医師の作業をストップウォッチで計測する地道な調査を繰り返してみたら、医療文書の作成に時間がかかっていることがわかりました。私の調査結果をもとに、研究所と事業開発チームが連携しAIを搭載した電子カルテシステムの開発に成功しています。システムを用いた場合と、手入力した場合とでは、作成時間を平均47%削減することにつながりました。


TOEIC450点だけど33歳で単身留学へ


これは、いまでは笑い話になっているんですが……。以前から会社に留学制度があるというのは、ぼんやり知っていて、機会があれば行きたいと考えていました。ですが、まさか私が選ばれるとは思っていませんでした。
 
なぜなら、当時私はTOEICの点数が450点ほどしかなかったんです。もちろん、学生時代に留学経験もありません。それなのに、定期的に提出するキャリアレビューで、ずっと「海外志望」と書き続けていました。すると、ある日部長が「留学、挑戦してみる?」と声をかけてくれたんです。 留学にはTOEIC600点以上が要件なので、そこからはもう必死に勉強をしましたね。仲間には「450点でアプライしようとするなんて、ほんとに大丈夫?(笑)」なんて心配されたのも、現在ではいい思い出です(笑)。
 
留学先は、アメリカ・ヒューストンのライス大学でした。アメリカに降り立った第一印象は、道も建物も、人も話し声も、何もかもがとにかく大きい! エレベーターで会った知らない人に挨拶をしたり、突然、道行く人に着ている服を褒められたり……。


カルチャーショックを受けたというより、いろいろな違いが楽しいと感じました。


幸い、受け入れ先の研究室の教授は日本人でした。その方はマサチューセッツ工科大学で博士号を取った権威。だから、渡米前は「まったくついていけないのでは?」と不安でした。


でも実際には、英語の論文も書き上げましたし、あるとき、同じ研究室のアメリカ人学生が、私が作成した図を自身の研究資料に使ってくれました。その資料を見たとき「言語は劣っているけれど、アウトプットは認められた!」と、心の中でガッツポーズをしました。


もう憧れるのはやめて夢をずっと追い続けたい


私が取り組んでいる病院の働き方改革プロジェクトには、留学前からかかわっていました。留学前は医療現場の方とコミュニケーションをとると、ストレスを感じました。医師と研究者では立場や目線が違います。留学前の私はちょっとした対立や衝突に、うまく対処できない面があったんです。


けれども、留学を経て自身のマインドが大きく変わったように思います。たとえ知らない医療用語が出てきても、「教えてください」と素直に言える。反対に、AIについては、なるべくわかりやすく伝えられるようになりました。


留学で「相手と私は前提条件が違う」と身を持って学ぶことができたので、「そもそも、日本語だし」と気軽に構えられるようになったんです(笑)。

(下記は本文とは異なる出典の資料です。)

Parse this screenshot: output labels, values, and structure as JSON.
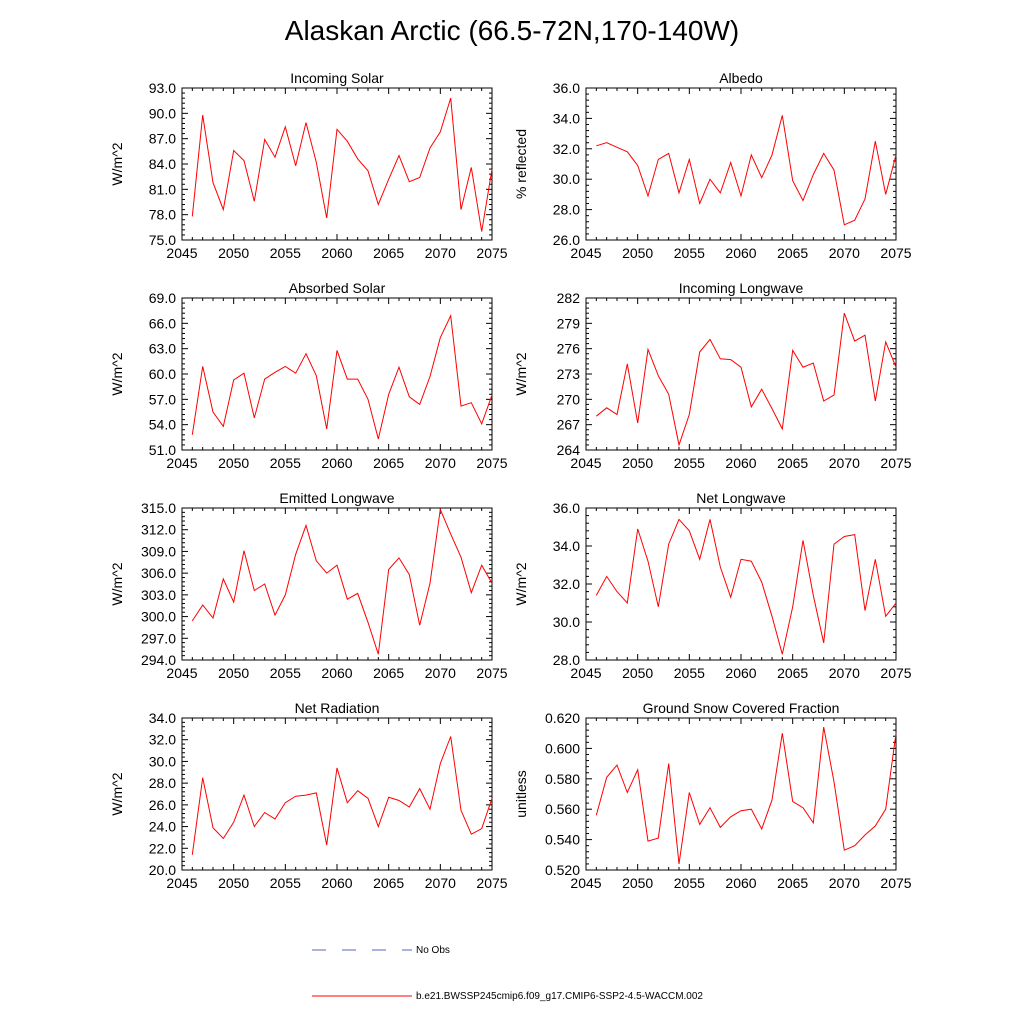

入社して間もないころ、「ダイバーシティコミュニケーション」という研修に参加したことがあります。講師の方に「目を閉じて、友達の名前を10人挙げてみてください」「その中に、外国人は何人いましたか?」と尋ねられ、ハッとしたんです。当時の私が上げた名前は日本人だけ。いかに日本人の中だけで生きているかに気づかされました。


一つひとつは小さな経験かもしれません。でも、「昨日はできなかったことが、今日はできた」という事実が、私に自信を与えてくれたのだと感じます。


今後の目標は自分の研究をダイレクトに社会実装につなげることと、素敵な論文を書き続けること。


実は、最初にお話ししたWBCは、留学先で観ていたんです。優勝した瞬間、心から感動しましたね。


私はもう〝憧れる〞のをやめました。20代で気づいていたらもっと人生が変わったかも……とも思うのですが、いま気づくことができて本当に良かった。これからも、どんどんチャレンジを続けていきます。